Flaherty has already stepped down as house speaker after pleading guilty to a charge of income tax evasion and state ethics abuses.
Galluccio took a step toward the Democratic nomination yesterday when two other Independent candidates--School Committee member David P. Maher and former City Council candidate James J. McSweeney--announced at an 8 a.m. press conference that they were dropping from the race and endorsing Galluccio.
Galluccio, an Independent, will challenge former Mayor Alice K. Wolf, who is endorsed by the Cambridge Civic Association (CCA), for the Democratic nomination for the 27th district. The district includes the neighborhoods of North and West Cambridge.
The 27th is a district where the Democratic primary is the de facto election; even David L.K. Trumbull, chair of Cambridge's Republican committee, called the 27th "probably the worst seat for a Republican in Cambridge."
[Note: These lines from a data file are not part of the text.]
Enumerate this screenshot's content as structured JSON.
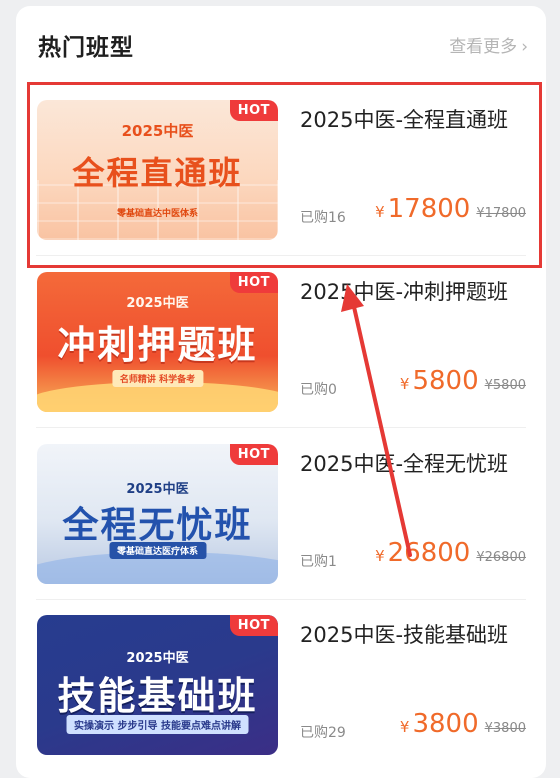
{
  "header": {
    "title": "热门班型",
    "more_label": "查看更多",
    "more_icon": "chevron-right-icon"
  },
  "courses": [
    {
      "name": "2025中医-全程直通班",
      "sold": "已购16",
      "price": "17800",
      "original_price": "¥17800",
      "badge": "HOT",
      "thumb": {
        "year": "2025中医",
        "title": "全程直通班",
        "subtitle": "零基础直达中医体系"
      }
    },
    {
      "name": "2025中医-冲刺押题班",
      "sold": "已购0",
      "price": "5800",
      "original_price": "¥5800",
      "badge": "HOT",
      "thumb": {
        "year": "2025中医",
        "title": "冲刺押题班",
        "subtitle": "名师精讲 科学备考"
      }
    },
    {
      "name": "2025中医-全程无忧班",
      "sold": "已购1",
      "price": "26800",
      "original_price": "¥26800",
      "badge": "HOT",
      "thumb": {
        "year": "2025中医",
        "title": "全程无忧班",
        "subtitle": "零基础直达医疗体系"
      }
    },
    {
      "name": "2025中医-技能基础班",
      "sold": "已购29",
      "price": "3800",
      "original_price": "¥3800",
      "badge": "HOT",
      "thumb": {
        "year": "2025中医",
        "title": "技能基础班",
        "subtitle": "实操演示 步步引导 技能要点难点讲解"
      }
    }
  ],
  "currency_symbol": "¥",
  "colors": {
    "price": "#f06a2a",
    "hot_badge": "#ef3b3b",
    "annotation": "#e53935"
  }
}
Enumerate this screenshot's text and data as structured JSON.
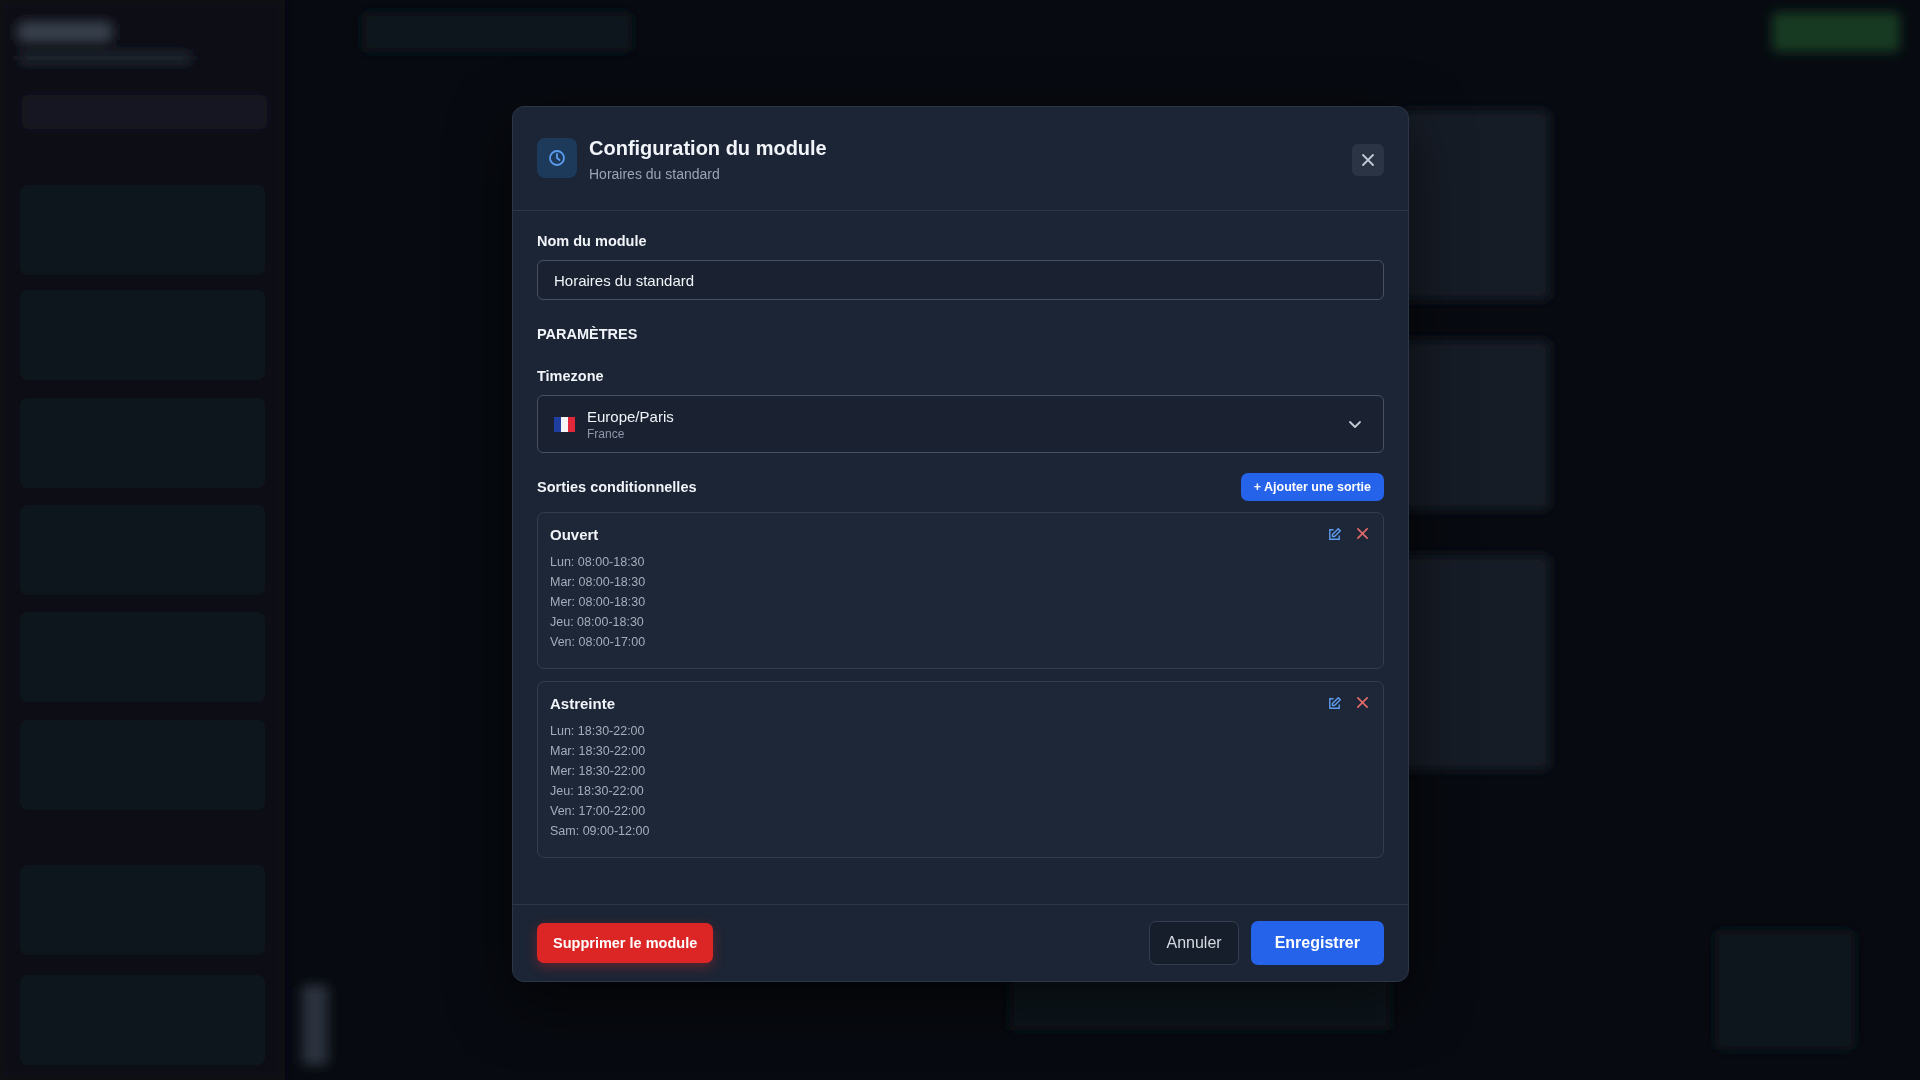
{
  "dialog": {
    "title": "Configuration du module",
    "subtitle": "Horaires du standard",
    "name_field": {
      "label": "Nom du module",
      "value": "Horaires du standard"
    },
    "section_title": "PARAMÈTRES",
    "timezone": {
      "label": "Timezone",
      "value": "Europe/Paris",
      "country": "France"
    },
    "outputs": {
      "label": "Sorties conditionnelles",
      "add_button": "+ Ajouter une sortie",
      "items": [
        {
          "name": "Ouvert",
          "lines": [
            "Lun: 08:00-18:30",
            "Mar: 08:00-18:30",
            "Mer: 08:00-18:30",
            "Jeu: 08:00-18:30",
            "Ven: 08:00-17:00"
          ]
        },
        {
          "name": "Astreinte",
          "lines": [
            "Lun: 18:30-22:00",
            "Mar: 18:30-22:00",
            "Mer: 18:30-22:00",
            "Jeu: 18:30-22:00",
            "Ven: 17:00-22:00",
            "Sam: 09:00-12:00"
          ]
        }
      ]
    },
    "delete_button": "Supprimer le module",
    "cancel_button": "Annuler",
    "save_button": "Enregistrer"
  }
}
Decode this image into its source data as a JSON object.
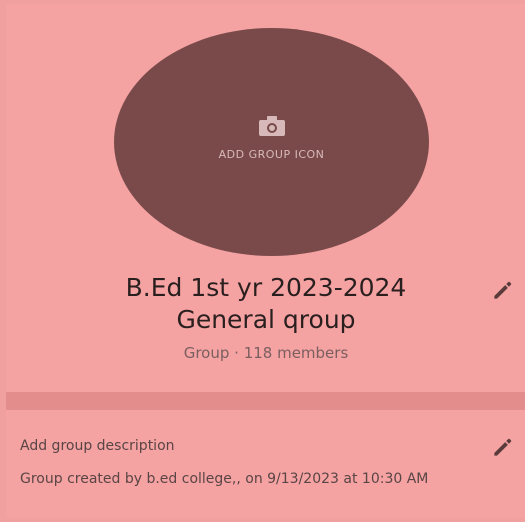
{
  "group": {
    "add_icon_label": "ADD GROUP ICON",
    "name_line1": "B.Ed 1st yr 2023-2024",
    "name_line2": "General qroup",
    "meta": "Group · 118 members"
  },
  "description": {
    "add_label": "Add group description",
    "created_info": "Group created by b.ed college,, on 9/13/2023 at 10:30 AM"
  },
  "icons": {
    "camera": "camera-icon",
    "edit": "pencil-icon"
  },
  "colors": {
    "background": "#f4a2a2",
    "avatar": "#7a4a4a",
    "separator": "#e48d8d"
  }
}
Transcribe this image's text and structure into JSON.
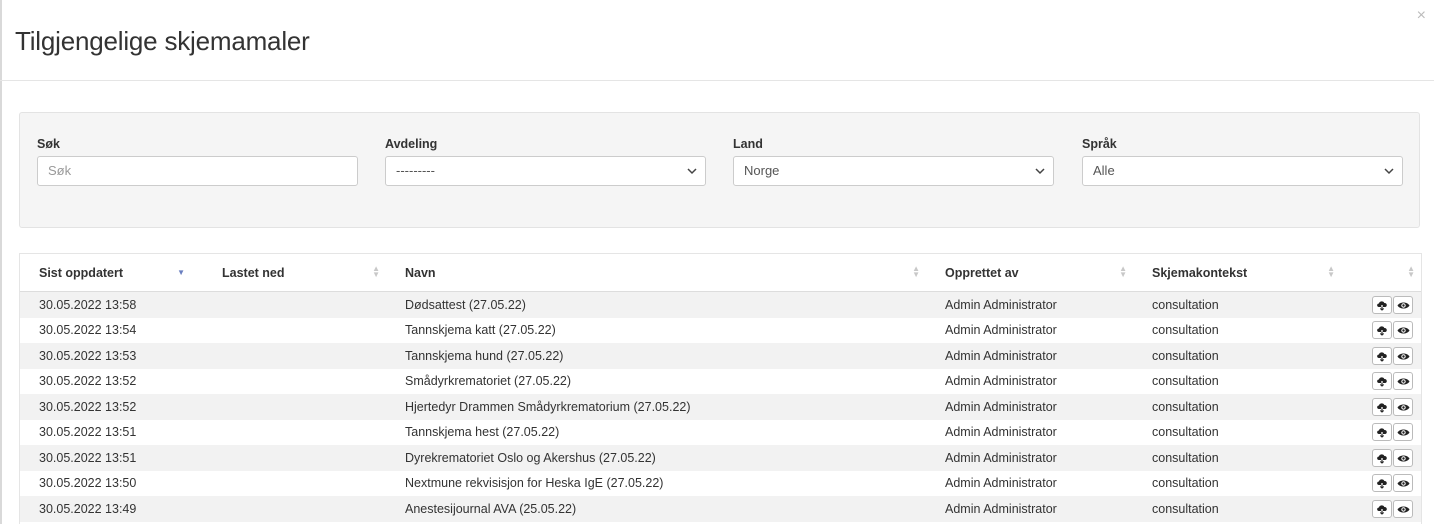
{
  "modal": {
    "title": "Tilgjengelige skjemamaler",
    "close_label": "×"
  },
  "filters": {
    "search": {
      "label": "Søk",
      "placeholder": "Søk"
    },
    "department": {
      "label": "Avdeling",
      "value": "---------"
    },
    "country": {
      "label": "Land",
      "value": "Norge"
    },
    "language": {
      "label": "Språk",
      "value": "Alle"
    }
  },
  "table": {
    "columns": [
      "Sist oppdatert",
      "Lastet ned",
      "Navn",
      "Opprettet av",
      "Skjemakontekst",
      ""
    ],
    "sorted_column": "Sist oppdatert",
    "sort_direction": "desc",
    "rows": [
      {
        "updated": "30.05.2022 13:58",
        "downloaded": "",
        "name": "Dødsattest (27.05.22)",
        "created_by": "Admin Administrator",
        "context": "consultation"
      },
      {
        "updated": "30.05.2022 13:54",
        "downloaded": "",
        "name": "Tannskjema katt (27.05.22)",
        "created_by": "Admin Administrator",
        "context": "consultation"
      },
      {
        "updated": "30.05.2022 13:53",
        "downloaded": "",
        "name": "Tannskjema hund (27.05.22)",
        "created_by": "Admin Administrator",
        "context": "consultation"
      },
      {
        "updated": "30.05.2022 13:52",
        "downloaded": "",
        "name": "Smådyrkrematoriet (27.05.22)",
        "created_by": "Admin Administrator",
        "context": "consultation"
      },
      {
        "updated": "30.05.2022 13:52",
        "downloaded": "",
        "name": "Hjertedyr Drammen Smådyrkrematorium (27.05.22)",
        "created_by": "Admin Administrator",
        "context": "consultation"
      },
      {
        "updated": "30.05.2022 13:51",
        "downloaded": "",
        "name": "Tannskjema hest (27.05.22)",
        "created_by": "Admin Administrator",
        "context": "consultation"
      },
      {
        "updated": "30.05.2022 13:51",
        "downloaded": "",
        "name": "Dyrekrematoriet Oslo og Akershus (27.05.22)",
        "created_by": "Admin Administrator",
        "context": "consultation"
      },
      {
        "updated": "30.05.2022 13:50",
        "downloaded": "",
        "name": "Nextmune rekvisisjon for Heska IgE (27.05.22)",
        "created_by": "Admin Administrator",
        "context": "consultation"
      },
      {
        "updated": "30.05.2022 13:49",
        "downloaded": "",
        "name": "Anestesijournal AVA (25.05.22)",
        "created_by": "Admin Administrator",
        "context": "consultation"
      }
    ],
    "row_actions": [
      "cloud-download-icon",
      "eye-icon"
    ]
  },
  "colors": {
    "sort_active": "#6a7fc0",
    "panel_bg": "#f5f5f5",
    "row_stripe": "#f2f2f2"
  }
}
McSweeney and Galluccio placed 10th and 12th, respectively, in the 1993 City Council election. When Councillor William H. Walsh resigned from the Council in 1994, Galluccio, not McSweeney, was given the empty seat because he received more of Walsh's transfer votes.
McSweeney sued the city and unsuccessfully challenged Galluccio in the 1995 council election. Even so, McSweeney said he was willing to let bygones be bygones and support his former opponent.
Asked if his endorsement of Galluccio meant that the two had buried the hatchet, he replied, "I don't think there ever was a hatchet."
Maher added that the short time to file--Flaherty announced he would not seek re-election only four weeks before the filing deadline--made it difficult for the candidates to coordinate before announcing their intention to run.
Since the three Independent candidates appealed to a similar constituency, they found they were overlapping each other's efforts.
"We were putting people in a difficult position when we asked them to take sides on this," Maher said.
Galluccio agreed.
"Everything we're talking about, in terms of improving the quality of life for people in this district, could not have occurred if we all ran," he said.
Even with the field narrowed to two hopefuls, the distinctions between the candidates may not be as easily drawn as in previous years, when rent control was the ultimate litmus test.
"Rent control was the catechism that defined the organized religion of Cambridge politics," said local political analyst Glenn S. Koocher '71.